Honored by: | John Pesek |
Brick location: | D:18 map |
Kallus Emilie L. was Aunt Millie to her niece and five nephews including me. She was the fourth child third daughter born to Elizabeth (Wiesner) Kallus and her 1890 immigrant husband Frank J. Kallus on August 6, 1900 at Ellinger, Texas and died on January 2, 1938 at La Grange.
Losing her mother at nine months an older first cousin Mary Knezek immigrated from Europe to care for her and the other three seeing them to adulthood and surviving two. Aunt Millie graduated from La Grange High School in 1918 entered Providence Sanitarium in Waco in 1921 and graduated as a registered nurse in 1924.
Mostly she was a private nurse but spent some time caring for tuberculosis patients in Colorado early in her career.

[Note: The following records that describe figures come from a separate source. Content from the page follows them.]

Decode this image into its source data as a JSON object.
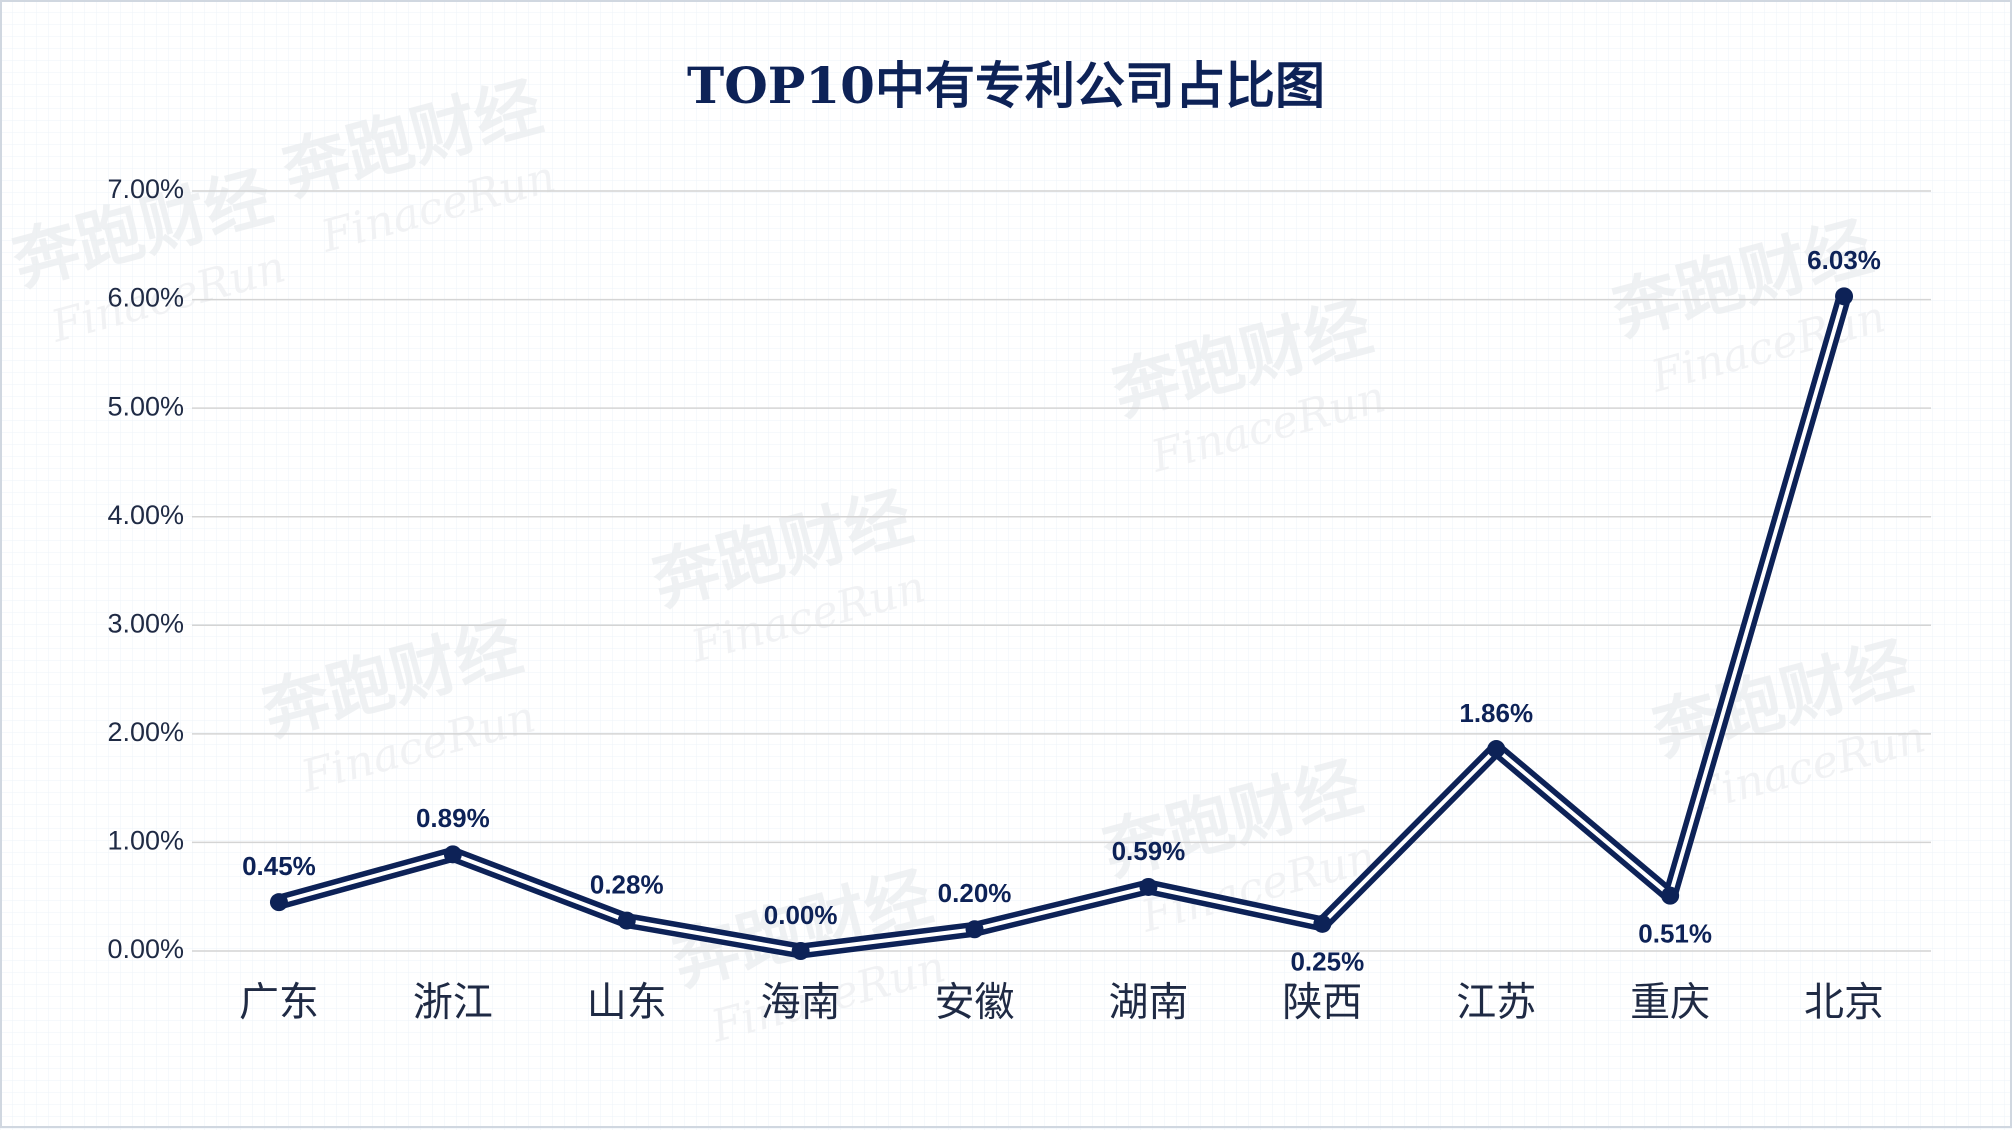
{
  "chart_data": {
    "type": "line",
    "title": "TOP10中有专利公司占比图",
    "categories": [
      "广东",
      "浙江",
      "山东",
      "海南",
      "安徽",
      "湖南",
      "陕西",
      "江苏",
      "重庆",
      "北京"
    ],
    "series": [
      {
        "name": "占比",
        "color": "#0d2257",
        "values": [
          0.45,
          0.89,
          0.28,
          0.0,
          0.2,
          0.59,
          0.25,
          1.86,
          0.51,
          6.03
        ],
        "value_labels": [
          "0.45%",
          "0.89%",
          "0.28%",
          "0.00%",
          "0.20%",
          "0.59%",
          "0.25%",
          "1.86%",
          "0.51%",
          "6.03%"
        ]
      }
    ],
    "ylim": [
      0,
      7
    ],
    "yticks": [
      {
        "value": 0,
        "label": "0.00%"
      },
      {
        "value": 1,
        "label": "1.00%"
      },
      {
        "value": 2,
        "label": "2.00%"
      },
      {
        "value": 3,
        "label": "3.00%"
      },
      {
        "value": 4,
        "label": "4.00%"
      },
      {
        "value": 5,
        "label": "5.00%"
      },
      {
        "value": 6,
        "label": "6.00%"
      },
      {
        "value": 7,
        "label": "7.00%"
      }
    ],
    "grid": true,
    "watermark": {
      "name": "奔跑财经",
      "latin": "FinaceRun"
    }
  }
}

Eventually she succumbed to tuberculosis when I was a senior in high school.
Her equanimity in approaching her death made the passage from "Thanatopsis" I had recently memorized as a senior English requirement so full of meaning that I have never forgotten it: "So live that when thy summons comes to join. The innumerable caravan which moves to that mysterious realm where each shall take His chamber in the silent halls of death 'Thou go not like the quarry-slave at night Scourged to his dungeon but sustained and soothed By an unfaltering trust approach thy grave Like one who wraps the drapery of his couch About him and lies down to pleasant dreams." William Cullen Bryant Most importantly she bequeathed her estate to help her niece and nephews to pursue their lifes' callings.
This bequest administered by her father (Grandpa Kallus) helped most of them to pursue their educations. Her niece (my sister) became a nurse one nephew (my brother) a farmer and the others (my cousins) a science teacher an engineer a medical doctor and me a university professor. Without her short life and final thoughtfulness I may not have had this opportunity to honor her in this special way.